The Herald Bulletin
---- — This is the second in a 4-part Black History Month series examining the triumphs and struggles of African Americans in the state of Indiana. Today, however briefly, I’ll look at the movement of blacks from their once thriving 18th and 19th century farms to various Indiana cities in the context of what generally was happening with blacks in this country.
In the interest of providing some of that contextual, I begin with something of a diversion from the main subject. Many years ago, in a place not too far from here, a young ex-slave (a runaway) came to speak on behalf of his millions of enslaved brethren in the southern states. This former illiterate slave turned fiery orator was named Frederick Douglass.
At the request of white abolitionist sympathizers, Douglass came to Pendleton. Barely had he set foot on the platform they had built for him when he was beset and nearly killed by an angry, hateful mob. Badly shaken and seriously injured, Douglass was unable to speak that day. Under the care and protection of those who invited him, however, the great young man found the strength and courage to speak the next.
At the time of this event, in 1843, black Hoosiers had been successful farmers for nearly a hundred years. Some were freemen, some were former slaves who had escaped bondage in the South. The more they thrived, however, the more anti-black sentiment increased.
By the mid-1840s and a few decades beyond, through legal, illegal, and outright terroristic means, they were driven from their cherished farmland. Today, in the places they settled in and cultivated, there are few reminders they ever existed.
Against a faceless, ubiquitous array of anti-black systemic forces (governmental, political, economic, and social), as they were pushed out of their farmlands and communities, in increasing numbers blacks began to push back by re-settling in Indiana’s growing cities. Their numbers were increased by blacks fleeing the post-Civil War South and the lure of jobs in a society changing from rural to industrial.
You know, you can pass laws. You can even amend the U.S. Constitution. These things can be done in a relatively short period of time, with the stroke of a pen. But you cannot legislate what is in a man’s heart. And deeply embedded in the heart of America — North, South, East, or West — was the idea, in spite of all evidence to the contrary, that blacks were shiftless, lazy, violent, crime-prone “takers.” In this regard, public consciousness in Indiana was not much different than any other northern state.
This point is well made in the 1982 Indiana Humanities Council photo essay that I am using as an outline for this series. “A pattern of all-black or predominantly black neighborhoods developed early, and as their numbers grew larger and larger there were concentrations of blacks. White property owners and real estate interests resorted to legal and extra-legal methods to prevent blacks from moving into previously all-white neighborhoods. Blacks were usually shut off from buying new houses or renting desirable apartments.”
Again, this pattern was commonplace throughout America’s northern cities.

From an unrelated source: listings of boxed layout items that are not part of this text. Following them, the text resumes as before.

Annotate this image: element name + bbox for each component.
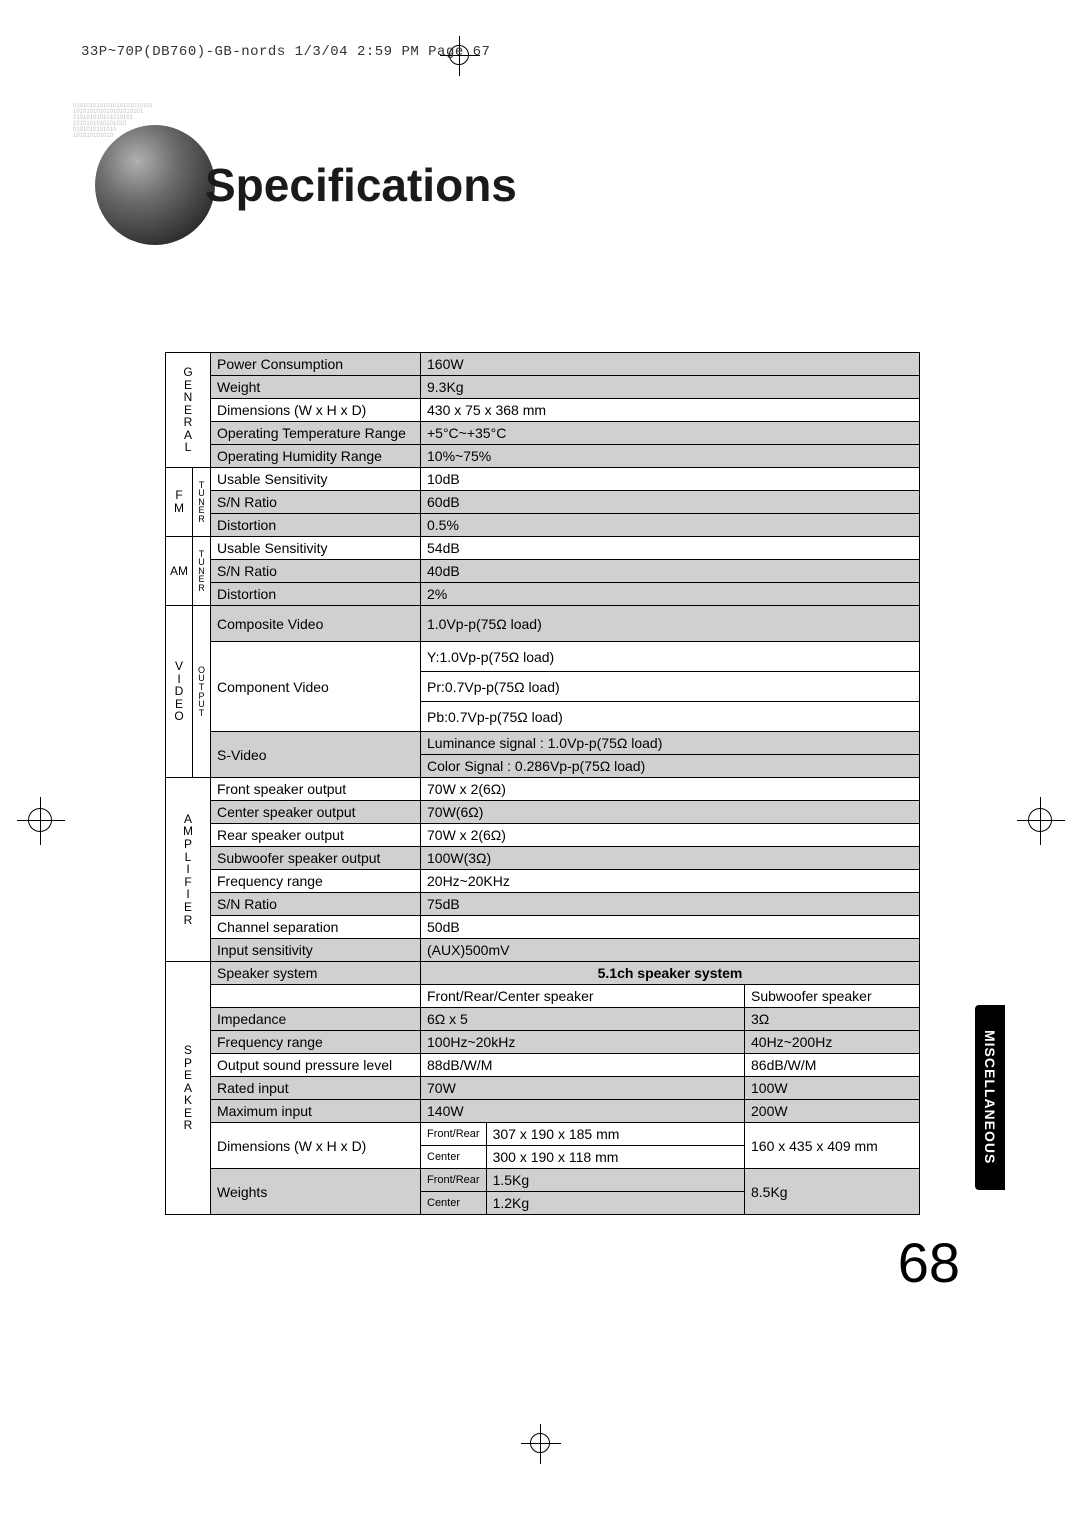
value: 70W x 2(6Ω) [421,824,920,847]
value: 1.2Kg [486,1192,744,1215]
sublabel: Center [421,1192,487,1215]
param: Maximum input [211,1100,421,1123]
param: Dimensions (W x H x D) [211,399,421,422]
crop-mark-icon [530,1433,550,1453]
value: 70W(6Ω) [421,801,920,824]
value: 10%~75% [421,445,920,468]
value: 5.1ch speaker system [421,962,920,985]
value: 100W [745,1077,920,1100]
value: Pr:0.7Vp-p(75Ω load) [421,672,920,702]
param: Dimensions (W x H x D) [211,1123,421,1169]
value: 50dB [421,916,920,939]
param: S/N Ratio [211,893,421,916]
value: Pb:0.7Vp-p(75Ω load) [421,702,920,732]
param [211,985,421,1008]
value: 10dB [421,468,920,491]
param: Input sensitivity [211,939,421,962]
value: 86dB/W/M [745,1054,920,1077]
param: Impedance [211,1008,421,1031]
value: 2% [421,583,920,606]
section-am-tuner: TUNER [193,537,211,606]
sublabel: Front/Rear [421,1123,487,1146]
value: 75dB [421,893,920,916]
param: Subwoofer speaker output [211,847,421,870]
value: 40dB [421,560,920,583]
column-header: Front/Rear/Center speaker [421,985,745,1008]
value: 1.5Kg [486,1169,744,1192]
param: Operating Temperature Range [211,422,421,445]
sphere-icon [95,125,215,245]
value: 160 x 435 x 409 mm [745,1123,920,1169]
param: Center speaker output [211,801,421,824]
value: 60dB [421,491,920,514]
param: Frequency range [211,870,421,893]
title-block: 0101010101010101010101011010101010101010… [95,125,517,245]
page-title: Specifications [205,158,517,212]
column-header: Subwoofer speaker [745,985,920,1008]
param: Output sound pressure level [211,1054,421,1077]
value: +5°C~+35°C [421,422,920,445]
value: 54dB [421,537,920,560]
param: S/N Ratio [211,491,421,514]
param: S/N Ratio [211,560,421,583]
value: 1.0Vp-p(75Ω load) [421,606,920,642]
sublabel: Front/Rear [421,1169,487,1192]
value: 9.3Kg [421,376,920,399]
value: 3Ω [745,1008,920,1031]
sublabel: Center [421,1146,487,1169]
value: 200W [745,1100,920,1123]
param: Rear speaker output [211,824,421,847]
value: 40Hz~200Hz [745,1031,920,1054]
value: 8.5Kg [745,1169,920,1215]
section-speaker: SPEAKER [166,962,211,1215]
spec-table: GENERAL Power Consumption 160W Weight9.3… [165,352,920,1215]
value: 0.5% [421,514,920,537]
param: Frequency range [211,1031,421,1054]
value: 88dB/W/M [421,1054,745,1077]
doc-header: 33P~70P(DB760)-GB-nords 1/3/04 2:59 PM P… [81,44,490,60]
param: Operating Humidity Range [211,445,421,468]
param: Weights [211,1169,421,1215]
value: Luminance signal : 1.0Vp-p(75Ω load) [421,732,920,755]
section-am: AM [166,537,193,606]
value: 160W [421,353,920,376]
side-tab-miscellaneous: MISCELLANEOUS [975,1005,1005,1190]
section-general: GENERAL [166,353,211,468]
value: 100W(3Ω) [421,847,920,870]
value: 70W x 2(6Ω) [421,778,920,801]
section-amplifier: AMPLIFIER [166,778,211,962]
value: Y:1.0Vp-p(75Ω load) [421,642,920,672]
param: Composite Video [211,606,421,642]
value: (AUX)500mV [421,939,920,962]
value: 70W [421,1077,745,1100]
value: 20Hz~20KHz [421,870,920,893]
value: 307 x 190 x 185 mm [486,1123,744,1146]
value: 430 x 75 x 368 mm [421,399,920,422]
param: Weight [211,376,421,399]
crop-mark-icon [1028,808,1052,832]
param: Distortion [211,514,421,537]
section-fm-tuner: TUNER [193,468,211,537]
section-video-output: OUTPUT [193,606,211,778]
param: Rated input [211,1077,421,1100]
value: 140W [421,1100,745,1123]
section-fm: FM [166,468,193,537]
param: Front speaker output [211,778,421,801]
value: 100Hz~20kHz [421,1031,745,1054]
param: Component Video [211,642,421,732]
param: S-Video [211,732,421,778]
value: 300 x 190 x 118 mm [486,1146,744,1169]
param: Usable Sensitivity [211,537,421,560]
param: Speaker system [211,962,421,985]
param: Power Consumption [211,353,421,376]
crop-mark-icon [28,808,52,832]
param: Distortion [211,583,421,606]
section-video: VIDEO [166,606,193,778]
value: Color Signal : 0.286Vp-p(75Ω load) [421,755,920,778]
page-number: 68 [898,1230,960,1295]
param: Channel separation [211,916,421,939]
value: 6Ω x 5 [421,1008,745,1031]
param: Usable Sensitivity [211,468,421,491]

What the Humanities Council essay does not make clear, though, is that in these overcrowded neighborhoods, basic city services were cut, public schools were inferior, streets and sidewalks went unrepaired, residents were denied all but the most menial jobs, and police patrols increased. It was as though a silent war had been declared against blacks and, fresh from the South or rural settings, they didn’t even know it.

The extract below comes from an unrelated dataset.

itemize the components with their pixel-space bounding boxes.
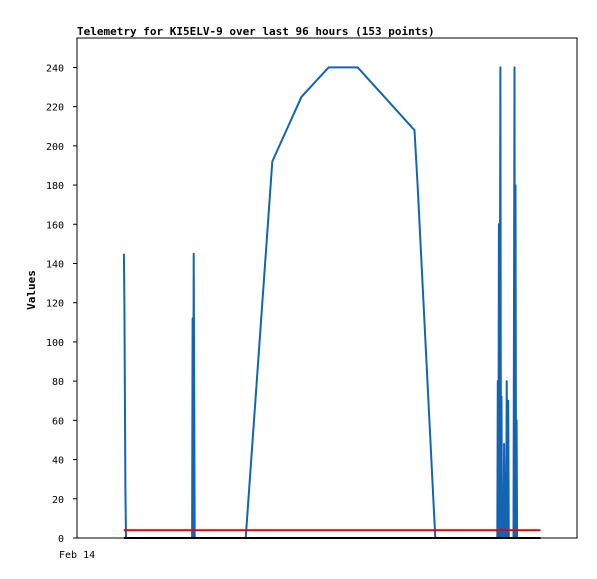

In spite of this, as the Humanities Council essay states, “within the African-American community institutions developed which are the counterparts if those in the white community but distinct from them. Underlying all black community institutions is the black family, which has survived seemingly overwhelming obstacles in slavery and freedom and has been a source of strength and pride.”
The essay continues: “Families relied on the church for stability and, in turn, strengthened the churches. Parents, at great sacrifice to themselves, encouraged children to go to school and secure an education which they believed would set them free.” In short, they pushed back, not with anger, but with achievement.
I must close here, but the Humanities Council report, “This Far By Faith: Black Hoosier Heritage,” is full of examples of how blacks not only found a way to survive but, at a very dear price, a way to thrive.
More next week.
Have a nice day.
Anderson resident Primus Mootry is a retired school teacher. His column appears Wednesdays in The Herald Bulletin.